Entering the Indian Administration Sans the Civil Service Exams
By Alyssa Nagrath
Shashi Tharoor, one of India’s foremost public figures has declared multiple times that the time has come for India’s civil service to accept lateral entry recruitment of young, talented and experienced professionals. According to him, this could greatly aid India’s administrative structure and usher in a new era of technocratic, innovative governance practices.
This is easier said than done, however. The Indian Civil Service is as old as the British colonial era since the British regime invented and formalized the national administrative service. As colonial by nature and practice as British imperialist rule in India was, the Indian government since Independence has brought forward much of the recruitment practices and hierarchies of the civil service from the British era into the 21st century. This has in many ways posed various obstacles in good governance for the country, as the reports of institutional flaws and corruption incentives that regularly crop up in mainstream media can testify.

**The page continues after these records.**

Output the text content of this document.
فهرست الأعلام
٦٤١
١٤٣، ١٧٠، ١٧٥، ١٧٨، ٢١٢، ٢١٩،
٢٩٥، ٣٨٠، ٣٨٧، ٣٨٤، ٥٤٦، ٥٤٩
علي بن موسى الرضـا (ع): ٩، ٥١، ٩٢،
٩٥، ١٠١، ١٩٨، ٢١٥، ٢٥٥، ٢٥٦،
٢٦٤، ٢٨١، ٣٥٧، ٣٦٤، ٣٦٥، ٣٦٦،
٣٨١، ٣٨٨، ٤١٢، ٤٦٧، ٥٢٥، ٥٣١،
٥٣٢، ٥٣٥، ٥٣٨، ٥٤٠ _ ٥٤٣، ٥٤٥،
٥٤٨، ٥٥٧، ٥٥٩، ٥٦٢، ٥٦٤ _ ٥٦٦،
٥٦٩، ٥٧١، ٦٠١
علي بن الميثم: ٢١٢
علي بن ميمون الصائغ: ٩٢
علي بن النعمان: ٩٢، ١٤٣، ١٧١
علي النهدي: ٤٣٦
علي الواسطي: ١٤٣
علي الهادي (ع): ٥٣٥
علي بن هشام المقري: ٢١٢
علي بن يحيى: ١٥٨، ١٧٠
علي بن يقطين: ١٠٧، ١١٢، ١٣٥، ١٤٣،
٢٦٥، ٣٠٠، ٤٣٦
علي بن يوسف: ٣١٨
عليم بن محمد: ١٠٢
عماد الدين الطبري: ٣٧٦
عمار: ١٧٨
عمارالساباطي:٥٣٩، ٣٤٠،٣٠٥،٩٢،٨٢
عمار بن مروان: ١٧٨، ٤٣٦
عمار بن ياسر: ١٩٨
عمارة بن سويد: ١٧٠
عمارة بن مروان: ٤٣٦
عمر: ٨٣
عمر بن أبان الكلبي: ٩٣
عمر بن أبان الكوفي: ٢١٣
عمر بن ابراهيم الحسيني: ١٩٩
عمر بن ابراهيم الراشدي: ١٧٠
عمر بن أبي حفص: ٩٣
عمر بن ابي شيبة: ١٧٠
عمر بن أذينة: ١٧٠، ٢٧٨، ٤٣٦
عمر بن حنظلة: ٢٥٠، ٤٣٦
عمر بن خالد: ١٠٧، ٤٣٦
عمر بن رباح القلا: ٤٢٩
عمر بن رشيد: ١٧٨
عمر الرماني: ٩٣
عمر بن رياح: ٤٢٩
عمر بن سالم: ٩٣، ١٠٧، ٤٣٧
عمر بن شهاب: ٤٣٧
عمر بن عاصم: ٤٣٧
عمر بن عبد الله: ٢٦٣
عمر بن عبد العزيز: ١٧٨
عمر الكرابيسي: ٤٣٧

Against such a backdrop, many states have recently initiated the CMGGA initiative - the Chief Minister’s Good Governance Associates - in an attempt to kickstart lateral entry into the Indian Civil Services. Each year, these initiatives provide a platform to young professionals to work closely with the Chief Minister's Office of a particular state for bringing transparency, accountability and efficiency in public service delivery. It normally involves a 2 week training period for the recruits, after which they work directly with district administrations to implement and drive projects on the ground for a year. An example of a CMGGA initiative is the “ Super Village Challenge Competition” which provided incentives to village panchayats to take up social projects within a limited time frame. This led to a drastic improvement in the quality of life of villages such as Palwal, an ordinary Indian village which henceforth emerged as a developed area with solar powered buildings, CCTV cameras and wifi facilities.
“I was assigned to work with the Planning department of Maharashtra state and the United Nations on an initiative to improve HDI ratings in select districts,” says Aastha Sethi, a former Chief Minister's Fellow from the state of Maharashtra. “Our mentors were senior bureaucrats. Senior officers - by virtue of their years of experience - definitely helped me a lot in narrowing down my executive strategy for my project. Their in-depth knowledge and years of service were a valuable resource to learn from when it came to administration. However, a lot of us from the development sector backgrounds also contributed in formulating new ideas and strategies for implementation of schemes, though we lacked decision-making power.”
Although these Fellowships claim to be a 'first-of-its-kind experiential learning model in India', it is not the first governmental attempt to initiate lateral entry into the Indian bureaucracy. Previous attempts to encourage the same (such as the initiative to appoint joint secretaries through lateral recruitment) have been problematic mainly due to two main factors: insufficient training periods and the limited time frame within which the associates were expected to carry out their projects. This led to insufficient impacts by the projects initiated by the lateral entry hires who reported being more soaked into the bureaucratic system than being able to revamp it.
“There were a few good initiatives that I could push through in my time,” states Sheikh Suhail, a former Governance Fellow with the state of Punjab. “However, the final decision making authority is always the bureaucracy, and there's a lot of political uncertainty when there are state/country elections. This adversely impacts the momentum of development activities."
Bearing in mind such dismal features of previous attempts, the effectiveness of the CMGGA programme comes into question. In particular, an issue that has been identified by former lateral entry recruits is the insufficient two week training period, and the short duration of their contracts. Both Aastha and Sheikh agree that the introduction of lateral entry recruits and consultants such as Good Governance Fellows into India’s complex bureaucratic system need to be organized in a nuanced manner. The capacity building and training modules as well as the durations of the same also need to be restructured to become more comprehensive.
Unless these aspects are corrected, the impact of lateral entry recruitment initiatives such as the CMGGA is unlikely to be significant. This would be a huge pity since it has been documented that such officials have brought with them the kind of drive and energy that India’s development requires at present.